Jon Stewart's Most Legendary Moment Was on CNN, Not 'The Daily Show'

Impact

Legendary Daily Show host Jon Stewart announced on Tuesday that after a staggering 16-year run on Comedy Central, he will be retiring later this year to pursue other projects.

From a sobering monologue after the Sept. 11 terrorist attacks to his astonishingly funny Glenn Beck impression, Stewart leaves us with more than a decade and a half of some of the smartest, funniest pseudo-news coverage ever made.

 But while he and soon-to-be-fellow alum Stephen Colbert nearly single-handedly turned Comedy Central into a late night juggernaut, Stewart's best moment wasn't behind the desk at The Daily Show. It was his amazing appearance on a 2004 episode of Tucker Carlson and Paul Begala's Crossfire, a political debate show notorious for regularly sinking into nonsensical screaming matches. 
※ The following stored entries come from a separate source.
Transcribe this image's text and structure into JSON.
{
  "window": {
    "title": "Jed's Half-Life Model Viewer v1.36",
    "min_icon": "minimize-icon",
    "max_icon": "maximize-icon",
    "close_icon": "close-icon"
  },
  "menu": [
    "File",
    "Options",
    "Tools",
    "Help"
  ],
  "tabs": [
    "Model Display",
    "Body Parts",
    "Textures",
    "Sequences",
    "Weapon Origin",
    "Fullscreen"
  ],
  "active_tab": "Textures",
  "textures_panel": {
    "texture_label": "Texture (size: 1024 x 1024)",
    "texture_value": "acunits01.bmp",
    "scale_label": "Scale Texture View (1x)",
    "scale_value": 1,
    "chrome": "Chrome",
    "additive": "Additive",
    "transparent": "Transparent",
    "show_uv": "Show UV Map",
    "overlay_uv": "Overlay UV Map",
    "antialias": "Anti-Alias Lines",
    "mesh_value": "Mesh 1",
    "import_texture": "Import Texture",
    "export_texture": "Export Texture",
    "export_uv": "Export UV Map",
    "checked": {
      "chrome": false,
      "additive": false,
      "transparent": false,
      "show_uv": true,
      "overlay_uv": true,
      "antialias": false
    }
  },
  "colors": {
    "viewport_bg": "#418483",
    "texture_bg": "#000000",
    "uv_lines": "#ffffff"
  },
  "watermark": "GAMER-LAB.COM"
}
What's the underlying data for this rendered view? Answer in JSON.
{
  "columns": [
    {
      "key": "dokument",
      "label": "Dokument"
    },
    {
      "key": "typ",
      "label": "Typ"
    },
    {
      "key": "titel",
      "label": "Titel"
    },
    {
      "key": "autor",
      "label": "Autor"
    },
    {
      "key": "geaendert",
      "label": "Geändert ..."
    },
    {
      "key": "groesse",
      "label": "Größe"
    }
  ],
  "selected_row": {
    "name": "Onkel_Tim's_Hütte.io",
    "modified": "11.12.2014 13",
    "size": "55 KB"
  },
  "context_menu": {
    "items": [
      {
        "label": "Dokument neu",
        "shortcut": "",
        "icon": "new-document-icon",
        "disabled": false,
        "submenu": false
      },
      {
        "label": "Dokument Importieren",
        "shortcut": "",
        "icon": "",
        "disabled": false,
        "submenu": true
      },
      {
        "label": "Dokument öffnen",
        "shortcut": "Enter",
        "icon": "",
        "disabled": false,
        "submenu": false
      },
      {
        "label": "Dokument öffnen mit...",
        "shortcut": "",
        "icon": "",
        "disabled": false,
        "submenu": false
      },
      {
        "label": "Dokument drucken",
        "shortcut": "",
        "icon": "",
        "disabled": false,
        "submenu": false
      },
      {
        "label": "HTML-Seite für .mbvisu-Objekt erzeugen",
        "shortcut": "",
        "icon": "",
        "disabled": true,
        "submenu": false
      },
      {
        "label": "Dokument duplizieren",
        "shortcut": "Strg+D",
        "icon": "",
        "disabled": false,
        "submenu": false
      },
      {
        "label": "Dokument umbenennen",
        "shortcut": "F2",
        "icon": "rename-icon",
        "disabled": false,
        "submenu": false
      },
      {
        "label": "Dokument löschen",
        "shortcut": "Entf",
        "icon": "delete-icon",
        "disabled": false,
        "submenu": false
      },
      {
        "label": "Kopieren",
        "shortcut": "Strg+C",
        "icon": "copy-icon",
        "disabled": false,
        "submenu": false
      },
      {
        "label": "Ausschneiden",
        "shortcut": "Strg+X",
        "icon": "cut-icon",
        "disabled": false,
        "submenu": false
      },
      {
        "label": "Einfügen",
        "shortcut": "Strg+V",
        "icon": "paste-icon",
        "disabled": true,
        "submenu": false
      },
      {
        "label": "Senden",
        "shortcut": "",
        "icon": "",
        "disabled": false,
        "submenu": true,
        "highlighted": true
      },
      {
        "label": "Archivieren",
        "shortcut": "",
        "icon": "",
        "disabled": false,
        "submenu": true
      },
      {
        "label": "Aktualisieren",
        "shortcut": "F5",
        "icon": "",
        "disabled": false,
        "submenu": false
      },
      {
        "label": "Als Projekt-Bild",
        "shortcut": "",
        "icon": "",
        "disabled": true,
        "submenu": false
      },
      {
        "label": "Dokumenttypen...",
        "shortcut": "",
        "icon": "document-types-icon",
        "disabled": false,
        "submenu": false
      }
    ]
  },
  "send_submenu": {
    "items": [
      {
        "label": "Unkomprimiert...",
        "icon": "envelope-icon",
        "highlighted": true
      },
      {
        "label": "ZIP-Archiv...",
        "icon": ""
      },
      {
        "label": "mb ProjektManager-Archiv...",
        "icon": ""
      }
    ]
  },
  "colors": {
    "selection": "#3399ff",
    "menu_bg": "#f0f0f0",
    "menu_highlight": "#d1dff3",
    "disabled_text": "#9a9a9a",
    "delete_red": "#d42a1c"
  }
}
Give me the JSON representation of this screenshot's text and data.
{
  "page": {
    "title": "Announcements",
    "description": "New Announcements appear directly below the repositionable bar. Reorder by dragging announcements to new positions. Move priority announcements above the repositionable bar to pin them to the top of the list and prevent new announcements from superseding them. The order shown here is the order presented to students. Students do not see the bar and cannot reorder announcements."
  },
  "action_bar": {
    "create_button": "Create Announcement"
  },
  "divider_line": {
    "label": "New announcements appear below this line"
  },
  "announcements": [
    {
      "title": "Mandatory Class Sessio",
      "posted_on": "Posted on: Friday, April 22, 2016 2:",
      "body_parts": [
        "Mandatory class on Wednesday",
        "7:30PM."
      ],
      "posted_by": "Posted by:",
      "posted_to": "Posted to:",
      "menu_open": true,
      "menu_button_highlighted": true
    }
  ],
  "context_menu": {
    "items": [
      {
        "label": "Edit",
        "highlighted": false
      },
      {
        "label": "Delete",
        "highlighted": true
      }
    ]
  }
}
Stewart joined the co-hosts for what they thought would be a softball interview with an easygoing comedian. Instead, Stewart thoroughly humiliated the hosts on their own show, telling them, "You're partisan — what do you call it — hacks" and begging them to "stop hurting America."

"Here's what I wanted to tell you guys," he said. "Stop."

In between the much-deserved verbal shellacking, Stewart even found time to mock Carlson's bow tie.

To say Stewart's diatribe hit home would be an understatement. The next year, CNN canceled Crossfire, fired Carlson and even had then-network president Jonathan Klein issue a statement saying "I agree wholeheartedly with Jon Stewart's overall premise." In just a little more than 10 minutes, Stewart became the man that killed Crossfire. (At least until its awful 2013 revival, which fortunately was put back to sleep one year later.)

Americans will remember Stewart as a brilliant comedian and a fantastic fake-news host, but his devastating CNN appearance demonstrated his gifts as a media critic and political commentator. Stewart out-Crossfire'd Crossfire. Wherever he lands next, he'll do just as well by us as he has for the past 16 years.